The Kuypers Creative angle (what we can do for you)
- Menu engineering for catering that protects margin and wows the room.
- Brand + photo kit so your We Knock profile converts (and matches reality).
- Packaging standards and labeling systems your crew will actually use.
- Ops playbooks (prep maps, par sheets, driver handoff) that make Fridays boring—in a good way.
- Launch marketing and CRM to turn “first order” into “standing monthly meeting.”
If you’ve ever whispered “there has to be a calmer way,” there is. It’s called a system—and we build them for a living.
Final bite
Catering is where restaurants turn skill into scale. Platforms like We Knock are not silver bullets; they’re silver megaphones—they amplify whatever you’re already good at. With the right bundles, pricing, packaging, and cadence, you’ll feed offices, cheer up calendars, and make your accountant dance tiny, respectable dances.

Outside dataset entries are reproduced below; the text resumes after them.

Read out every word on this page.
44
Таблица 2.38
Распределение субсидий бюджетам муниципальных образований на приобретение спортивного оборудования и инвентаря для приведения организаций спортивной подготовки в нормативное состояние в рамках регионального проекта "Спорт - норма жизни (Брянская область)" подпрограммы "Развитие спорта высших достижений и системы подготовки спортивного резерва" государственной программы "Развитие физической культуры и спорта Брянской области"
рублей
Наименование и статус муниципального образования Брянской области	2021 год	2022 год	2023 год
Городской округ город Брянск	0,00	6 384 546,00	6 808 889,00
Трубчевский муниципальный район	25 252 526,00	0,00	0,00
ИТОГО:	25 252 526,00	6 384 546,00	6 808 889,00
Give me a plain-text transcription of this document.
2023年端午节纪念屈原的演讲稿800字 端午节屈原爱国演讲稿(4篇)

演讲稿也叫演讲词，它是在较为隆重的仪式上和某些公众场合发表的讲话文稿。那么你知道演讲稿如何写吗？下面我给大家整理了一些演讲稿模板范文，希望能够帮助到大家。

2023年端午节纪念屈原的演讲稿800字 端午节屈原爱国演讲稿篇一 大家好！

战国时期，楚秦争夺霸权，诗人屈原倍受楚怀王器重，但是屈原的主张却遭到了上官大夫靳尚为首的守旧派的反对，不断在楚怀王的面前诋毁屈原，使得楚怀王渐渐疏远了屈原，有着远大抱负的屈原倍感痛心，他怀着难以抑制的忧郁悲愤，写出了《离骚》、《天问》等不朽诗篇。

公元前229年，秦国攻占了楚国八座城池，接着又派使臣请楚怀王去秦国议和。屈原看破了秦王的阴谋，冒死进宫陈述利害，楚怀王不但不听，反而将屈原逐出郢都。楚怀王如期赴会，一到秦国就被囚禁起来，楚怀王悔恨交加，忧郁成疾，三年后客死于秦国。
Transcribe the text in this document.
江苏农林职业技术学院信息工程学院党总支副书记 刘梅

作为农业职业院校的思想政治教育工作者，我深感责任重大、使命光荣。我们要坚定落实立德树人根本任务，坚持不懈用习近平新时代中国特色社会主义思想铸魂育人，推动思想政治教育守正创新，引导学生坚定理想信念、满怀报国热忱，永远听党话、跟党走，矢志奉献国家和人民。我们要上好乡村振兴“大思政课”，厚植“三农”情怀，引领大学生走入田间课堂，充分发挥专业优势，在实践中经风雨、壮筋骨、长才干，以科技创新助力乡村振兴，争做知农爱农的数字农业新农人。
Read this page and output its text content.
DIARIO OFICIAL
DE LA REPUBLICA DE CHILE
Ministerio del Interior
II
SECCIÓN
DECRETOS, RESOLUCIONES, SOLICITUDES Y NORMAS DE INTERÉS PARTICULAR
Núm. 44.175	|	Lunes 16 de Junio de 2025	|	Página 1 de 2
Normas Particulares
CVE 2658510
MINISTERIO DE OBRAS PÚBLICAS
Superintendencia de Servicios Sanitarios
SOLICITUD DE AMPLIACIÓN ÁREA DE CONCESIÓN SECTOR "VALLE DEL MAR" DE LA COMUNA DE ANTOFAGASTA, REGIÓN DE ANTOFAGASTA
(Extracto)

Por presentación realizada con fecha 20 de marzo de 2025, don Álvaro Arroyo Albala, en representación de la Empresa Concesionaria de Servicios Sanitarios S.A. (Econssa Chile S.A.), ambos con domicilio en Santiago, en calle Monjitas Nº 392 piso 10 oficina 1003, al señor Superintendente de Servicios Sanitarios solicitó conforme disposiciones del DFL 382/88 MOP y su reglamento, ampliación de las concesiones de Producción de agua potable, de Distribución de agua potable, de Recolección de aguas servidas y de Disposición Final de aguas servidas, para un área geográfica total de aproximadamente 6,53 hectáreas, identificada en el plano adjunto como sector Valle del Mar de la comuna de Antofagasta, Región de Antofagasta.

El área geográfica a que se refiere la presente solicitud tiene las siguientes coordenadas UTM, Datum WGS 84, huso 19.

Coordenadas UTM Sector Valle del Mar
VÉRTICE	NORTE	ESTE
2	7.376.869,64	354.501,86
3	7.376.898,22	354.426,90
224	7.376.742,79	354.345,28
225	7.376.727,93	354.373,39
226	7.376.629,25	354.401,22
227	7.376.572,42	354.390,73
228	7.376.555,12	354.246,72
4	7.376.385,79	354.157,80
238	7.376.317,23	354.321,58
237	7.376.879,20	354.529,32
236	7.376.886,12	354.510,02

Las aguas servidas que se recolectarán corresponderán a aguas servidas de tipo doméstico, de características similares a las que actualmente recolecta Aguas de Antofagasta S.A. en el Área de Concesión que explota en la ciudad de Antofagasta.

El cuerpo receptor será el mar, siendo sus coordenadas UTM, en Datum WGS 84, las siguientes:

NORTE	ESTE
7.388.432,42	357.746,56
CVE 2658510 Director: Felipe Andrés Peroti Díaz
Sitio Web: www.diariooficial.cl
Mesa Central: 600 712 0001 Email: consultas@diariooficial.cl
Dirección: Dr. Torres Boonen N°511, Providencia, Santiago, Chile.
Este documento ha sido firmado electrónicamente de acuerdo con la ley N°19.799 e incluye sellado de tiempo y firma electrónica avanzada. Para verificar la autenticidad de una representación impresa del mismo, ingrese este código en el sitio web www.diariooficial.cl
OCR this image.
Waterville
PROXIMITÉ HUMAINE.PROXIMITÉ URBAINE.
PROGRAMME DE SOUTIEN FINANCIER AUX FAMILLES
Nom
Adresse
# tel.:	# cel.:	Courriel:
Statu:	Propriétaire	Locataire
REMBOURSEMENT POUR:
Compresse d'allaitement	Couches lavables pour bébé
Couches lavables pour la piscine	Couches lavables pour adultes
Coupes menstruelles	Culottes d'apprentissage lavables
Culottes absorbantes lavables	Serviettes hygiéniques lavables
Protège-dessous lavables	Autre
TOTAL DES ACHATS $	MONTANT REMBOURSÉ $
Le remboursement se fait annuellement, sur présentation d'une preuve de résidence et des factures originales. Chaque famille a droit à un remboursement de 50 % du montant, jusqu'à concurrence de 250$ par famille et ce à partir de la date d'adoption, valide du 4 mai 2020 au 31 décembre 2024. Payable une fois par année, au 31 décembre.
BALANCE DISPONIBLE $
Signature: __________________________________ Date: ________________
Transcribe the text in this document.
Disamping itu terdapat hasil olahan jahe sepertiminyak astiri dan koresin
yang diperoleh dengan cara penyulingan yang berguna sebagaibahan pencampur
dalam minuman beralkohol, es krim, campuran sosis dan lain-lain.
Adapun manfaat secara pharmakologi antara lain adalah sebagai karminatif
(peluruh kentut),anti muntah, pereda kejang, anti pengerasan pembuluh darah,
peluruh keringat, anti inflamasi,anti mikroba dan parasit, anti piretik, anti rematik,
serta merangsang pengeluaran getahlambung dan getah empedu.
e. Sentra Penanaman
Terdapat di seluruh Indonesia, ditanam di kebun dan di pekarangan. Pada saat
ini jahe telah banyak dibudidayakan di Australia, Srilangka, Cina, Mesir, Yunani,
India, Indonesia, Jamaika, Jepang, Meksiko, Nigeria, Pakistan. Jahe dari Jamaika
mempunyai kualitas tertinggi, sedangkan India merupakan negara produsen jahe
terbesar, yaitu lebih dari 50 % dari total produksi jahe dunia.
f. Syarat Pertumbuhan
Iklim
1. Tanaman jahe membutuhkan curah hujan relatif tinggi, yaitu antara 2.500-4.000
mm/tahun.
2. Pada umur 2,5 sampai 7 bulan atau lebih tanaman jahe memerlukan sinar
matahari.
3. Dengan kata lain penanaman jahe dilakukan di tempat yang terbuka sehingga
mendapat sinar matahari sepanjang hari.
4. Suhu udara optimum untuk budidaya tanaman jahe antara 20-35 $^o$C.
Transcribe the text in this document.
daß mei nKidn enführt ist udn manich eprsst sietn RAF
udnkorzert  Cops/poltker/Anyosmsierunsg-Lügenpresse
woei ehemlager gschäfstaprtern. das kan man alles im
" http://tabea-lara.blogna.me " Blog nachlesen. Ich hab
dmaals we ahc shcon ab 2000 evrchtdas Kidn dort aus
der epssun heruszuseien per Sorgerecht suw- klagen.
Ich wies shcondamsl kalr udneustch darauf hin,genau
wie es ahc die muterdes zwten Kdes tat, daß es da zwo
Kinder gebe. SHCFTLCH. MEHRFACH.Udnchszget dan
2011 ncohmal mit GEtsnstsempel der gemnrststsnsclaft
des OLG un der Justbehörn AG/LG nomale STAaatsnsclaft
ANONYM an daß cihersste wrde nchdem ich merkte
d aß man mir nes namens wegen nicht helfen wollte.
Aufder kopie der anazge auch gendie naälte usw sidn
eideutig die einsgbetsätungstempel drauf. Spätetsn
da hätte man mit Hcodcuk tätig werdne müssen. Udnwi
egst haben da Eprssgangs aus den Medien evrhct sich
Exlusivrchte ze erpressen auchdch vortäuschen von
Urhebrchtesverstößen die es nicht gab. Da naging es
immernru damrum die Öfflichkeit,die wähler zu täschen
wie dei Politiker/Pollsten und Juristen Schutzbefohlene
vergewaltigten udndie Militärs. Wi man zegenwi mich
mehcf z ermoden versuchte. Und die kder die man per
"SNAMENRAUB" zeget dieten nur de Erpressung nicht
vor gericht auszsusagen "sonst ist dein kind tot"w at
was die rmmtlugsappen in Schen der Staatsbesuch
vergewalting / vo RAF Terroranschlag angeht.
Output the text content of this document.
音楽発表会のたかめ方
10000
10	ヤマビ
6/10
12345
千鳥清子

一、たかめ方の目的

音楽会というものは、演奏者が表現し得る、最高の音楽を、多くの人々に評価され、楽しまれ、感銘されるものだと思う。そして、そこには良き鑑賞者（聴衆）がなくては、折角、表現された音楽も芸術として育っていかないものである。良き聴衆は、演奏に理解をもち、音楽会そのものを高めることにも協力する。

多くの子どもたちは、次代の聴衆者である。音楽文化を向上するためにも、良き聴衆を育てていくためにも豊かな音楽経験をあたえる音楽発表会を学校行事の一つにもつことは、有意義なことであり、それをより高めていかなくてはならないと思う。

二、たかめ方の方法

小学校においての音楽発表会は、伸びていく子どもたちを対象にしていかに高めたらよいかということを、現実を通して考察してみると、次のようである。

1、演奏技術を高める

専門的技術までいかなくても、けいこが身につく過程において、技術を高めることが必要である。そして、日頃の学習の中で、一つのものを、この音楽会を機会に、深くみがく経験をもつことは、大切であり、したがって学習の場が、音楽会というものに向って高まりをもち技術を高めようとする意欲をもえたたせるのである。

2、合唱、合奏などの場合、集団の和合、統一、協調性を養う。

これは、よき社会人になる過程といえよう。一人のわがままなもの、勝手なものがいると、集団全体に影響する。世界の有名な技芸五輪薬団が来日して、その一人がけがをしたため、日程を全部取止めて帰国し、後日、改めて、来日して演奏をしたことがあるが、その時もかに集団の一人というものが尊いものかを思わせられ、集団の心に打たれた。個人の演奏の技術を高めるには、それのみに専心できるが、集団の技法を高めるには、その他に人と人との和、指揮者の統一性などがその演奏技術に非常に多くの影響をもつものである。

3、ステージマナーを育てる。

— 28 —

When the next big order “knocks,” we want you to smile, not sprint. And if you want a co-pilot, Kuypers Creative will show up with prep maps, camera gear, label printers, and an unreasonable amount of tape. (There’s never enough tape.)
Ready to build a catering line that behaves?
Tell us your city, your menu, and your dream margin. We’ll turn “We Knock” into “We Win.”